The best muscle hypertrophy results happen when we include both compound movements and isolation movements to target the muscles we want to strengthen and grow.

But when we don’t have a lot of equipment it can be hard to effectively target specific muscles, like our quads, with isolation moves.

Often when we think about exercises to isolate our quads, we think about the leg extension machine or some sort of cable extension or maybe even band extension.

That’s why I wanted to share one of my favorite bodyweight moves to really isolate and target those quads.

This move is deceptively hard when done right.

And if you have knee pain currently limiting your knee flexion or your ability to kneel, I will go over modifications to still get in bonus quad work!

But do not just demonize this move because of the kneeling or knee flexion.

While not every move is right for every person, lean backs, also often called Reverse Nordic Curls, have even at times been used to rehab specific quad or knee injuries.

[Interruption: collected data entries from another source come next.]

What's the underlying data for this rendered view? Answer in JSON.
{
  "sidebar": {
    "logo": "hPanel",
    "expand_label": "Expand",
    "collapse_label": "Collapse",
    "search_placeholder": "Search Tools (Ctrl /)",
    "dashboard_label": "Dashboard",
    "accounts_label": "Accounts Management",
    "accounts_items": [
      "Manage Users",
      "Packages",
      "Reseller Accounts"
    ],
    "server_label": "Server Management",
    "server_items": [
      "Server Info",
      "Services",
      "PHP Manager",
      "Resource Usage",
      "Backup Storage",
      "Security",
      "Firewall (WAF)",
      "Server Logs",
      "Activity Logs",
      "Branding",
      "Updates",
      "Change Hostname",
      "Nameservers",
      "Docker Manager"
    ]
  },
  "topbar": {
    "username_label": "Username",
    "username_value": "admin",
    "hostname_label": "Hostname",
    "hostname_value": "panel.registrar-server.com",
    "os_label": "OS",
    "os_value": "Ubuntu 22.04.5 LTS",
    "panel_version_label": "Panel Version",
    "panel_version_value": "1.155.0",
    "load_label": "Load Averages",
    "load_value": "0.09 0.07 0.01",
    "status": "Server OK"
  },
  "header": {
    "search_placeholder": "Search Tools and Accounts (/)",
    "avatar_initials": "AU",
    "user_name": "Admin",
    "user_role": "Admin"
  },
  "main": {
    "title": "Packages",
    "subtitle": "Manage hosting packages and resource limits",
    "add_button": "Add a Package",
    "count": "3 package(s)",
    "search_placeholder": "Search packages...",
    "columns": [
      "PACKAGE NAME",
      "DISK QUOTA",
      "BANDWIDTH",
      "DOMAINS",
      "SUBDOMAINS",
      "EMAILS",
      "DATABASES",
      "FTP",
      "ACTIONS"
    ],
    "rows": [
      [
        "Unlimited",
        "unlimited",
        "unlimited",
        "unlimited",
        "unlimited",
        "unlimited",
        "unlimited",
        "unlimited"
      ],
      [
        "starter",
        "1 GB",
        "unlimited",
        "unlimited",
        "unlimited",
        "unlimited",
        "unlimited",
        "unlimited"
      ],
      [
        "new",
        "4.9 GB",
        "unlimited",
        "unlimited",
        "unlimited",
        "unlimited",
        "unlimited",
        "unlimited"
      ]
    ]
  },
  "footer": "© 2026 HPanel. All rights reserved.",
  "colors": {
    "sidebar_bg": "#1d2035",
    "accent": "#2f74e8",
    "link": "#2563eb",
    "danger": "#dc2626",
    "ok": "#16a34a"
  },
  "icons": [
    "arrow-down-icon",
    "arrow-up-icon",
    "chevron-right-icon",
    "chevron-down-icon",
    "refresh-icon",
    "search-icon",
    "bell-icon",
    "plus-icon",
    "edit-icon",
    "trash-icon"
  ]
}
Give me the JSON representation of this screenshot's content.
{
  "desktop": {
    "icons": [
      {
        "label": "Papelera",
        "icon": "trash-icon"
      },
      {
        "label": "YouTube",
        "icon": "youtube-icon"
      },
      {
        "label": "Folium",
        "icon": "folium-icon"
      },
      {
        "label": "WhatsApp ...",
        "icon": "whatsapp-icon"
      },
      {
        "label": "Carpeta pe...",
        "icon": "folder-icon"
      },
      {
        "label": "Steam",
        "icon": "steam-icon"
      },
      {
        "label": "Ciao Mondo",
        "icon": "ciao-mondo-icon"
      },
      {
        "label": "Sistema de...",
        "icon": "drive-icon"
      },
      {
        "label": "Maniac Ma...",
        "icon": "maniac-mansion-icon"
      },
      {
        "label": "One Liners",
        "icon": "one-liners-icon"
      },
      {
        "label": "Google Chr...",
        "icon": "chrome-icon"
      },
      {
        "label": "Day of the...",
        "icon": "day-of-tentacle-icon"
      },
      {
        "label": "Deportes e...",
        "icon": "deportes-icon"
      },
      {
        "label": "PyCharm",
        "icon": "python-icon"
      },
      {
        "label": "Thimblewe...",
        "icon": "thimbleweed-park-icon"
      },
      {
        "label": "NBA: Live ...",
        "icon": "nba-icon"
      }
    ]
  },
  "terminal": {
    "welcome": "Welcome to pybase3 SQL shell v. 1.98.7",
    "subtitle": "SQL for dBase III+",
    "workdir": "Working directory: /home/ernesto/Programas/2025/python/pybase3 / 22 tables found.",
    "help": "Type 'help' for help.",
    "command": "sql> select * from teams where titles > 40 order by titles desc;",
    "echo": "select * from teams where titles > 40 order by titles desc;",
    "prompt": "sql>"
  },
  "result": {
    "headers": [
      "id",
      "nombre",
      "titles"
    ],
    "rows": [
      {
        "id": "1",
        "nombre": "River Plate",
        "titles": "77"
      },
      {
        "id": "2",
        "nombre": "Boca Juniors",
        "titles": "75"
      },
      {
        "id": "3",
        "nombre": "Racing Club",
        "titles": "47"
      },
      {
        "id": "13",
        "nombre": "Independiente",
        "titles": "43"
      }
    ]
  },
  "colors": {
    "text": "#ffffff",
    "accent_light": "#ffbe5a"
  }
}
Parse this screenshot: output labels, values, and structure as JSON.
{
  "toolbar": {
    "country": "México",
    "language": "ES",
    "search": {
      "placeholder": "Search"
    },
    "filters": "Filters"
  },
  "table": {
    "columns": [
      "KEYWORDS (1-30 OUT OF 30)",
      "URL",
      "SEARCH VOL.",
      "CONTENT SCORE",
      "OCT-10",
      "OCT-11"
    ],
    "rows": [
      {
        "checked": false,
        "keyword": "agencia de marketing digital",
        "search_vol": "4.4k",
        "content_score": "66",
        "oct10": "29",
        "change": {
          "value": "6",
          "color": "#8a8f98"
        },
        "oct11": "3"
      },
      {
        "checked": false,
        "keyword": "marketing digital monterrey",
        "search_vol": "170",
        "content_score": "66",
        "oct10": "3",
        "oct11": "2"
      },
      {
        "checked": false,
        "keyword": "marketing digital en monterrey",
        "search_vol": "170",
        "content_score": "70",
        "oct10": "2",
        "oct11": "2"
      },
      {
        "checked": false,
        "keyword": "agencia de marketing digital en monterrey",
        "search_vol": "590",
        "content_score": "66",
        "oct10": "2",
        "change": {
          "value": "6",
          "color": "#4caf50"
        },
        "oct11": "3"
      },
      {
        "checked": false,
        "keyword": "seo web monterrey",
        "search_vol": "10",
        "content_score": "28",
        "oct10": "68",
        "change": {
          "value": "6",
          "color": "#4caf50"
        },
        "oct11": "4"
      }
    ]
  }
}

Our knees are meant to flex and extend and controlling this movement is key to actually keeping our knees healthy and happy!

Plus this move may be a great way to specifically target the rectus femoris quad muscle because the hip stays in an extended position during knee flexion.

But before I go over modifications and other quad isolation options, what is this amazing bodyweight quad move?

It’s the lean back!

How To Do Lean Backs:

This move looks super simple. But it is deceptively challenging for those quads!

I mention this because, in an attempt to extend our range of motion, often we cheat without realizing it.

To do the Lean Backs, start kneeling with your knees about hip-width apart.

While you can point your toes, I highly recommend starting with your feet dorsiflexed to provide that solid foundation and help with activation. This gives the added bonus of working on foot and ankle mobility. However, if you find it painful you may keep your feet plantar flexed.

If you do find you struggle with calf cramps while keeping your toes pointed, just remember you have the other option too!

Come to that full kneeling position up nice and tall and squeeze your glutes as you brace your abs.

You can reach your hands out in front of you to help with balance to start.

Keeping your glutes engaged, lean back. The movement is coming only at your knees.

While tempting to sit your butt back toward your heels, make sure to keep your glutes engaged and hips extended.

Bracing your abs is also key as it is tempting to just lean back from your lower back.

You’re working your quads to control that lean back and knee flexion. They are working to control and even decelerate that knee flexion.

You are basically using your quads to slow down the eccentric portion of the movement.

Allow yourself to lean back as far as possible with the movement coming at your knees.

Then pull yourself back up to kneeling, feeling your quads working to pull you back up.

Repeat the movement, slowing down that lean back to make sure you’re controlling it.

To advance the move, work through the biggest range of motion you can control and even slow down the tempo further, even including a pause when you’ve leaned back.

If you do have loads, you can always add them to the move to advance it, holding a weight in at your chest or by even using a band anchored behind you so that you have to work harder to press forward and even fight the band pulling you to lean back.


While we need to stop demonizing moves with kneeling or knee flexion and stop stating they are “dangerous” for our knees, they may not be right for people with specific knee injuries, especially to start.

You may seek to build up to the lean back eventually or you may find you never include it because it doesn’t match your needs and goals or fitness level.

If you can kneel but don’t yet have full control of the lean back, you can modify the lean back, by using a band anchored in front of you to assist or even even by holding on to something to control the range of motion.

But if you are looking to improve your quad strength, and find that kneeling or active knee flexion is tough right now, consider including isometrics in your routine to start.

These moves are a great way to really improve your mind-body connection and start to build that strength endurance.

Do not just hold with these moves but actually focus on really feeling those quad muscles work as you even try to engage them harder during the hold.

Moves like the basic wall sit or even bulldog hold are a great way to improve your quad strength endurance while eliminating active knee flexion.

They are a great way to make sure you can engage muscles correctly while even allowing you to strengthen muscles to improve your joint stability.

If you are looking to include some active knee flexion to start, you may even consider seated quad flexes. You can start with just bodyweight and focus on holding harder or even begin to add ankle weights, bands or cables as you feel ready.

Just remember that sometimes we need to regress to progress.

And instead of demonizing moves, simply find the ones that match us where we are at.


No matter what tools we have available, there is often a way to find a movement to match our needs and goals.

So if you’re looking for an amazing quad move, give these lean backs a try. They are great to include after a compound moves like lunges or squats to isolate those quads and really make them work!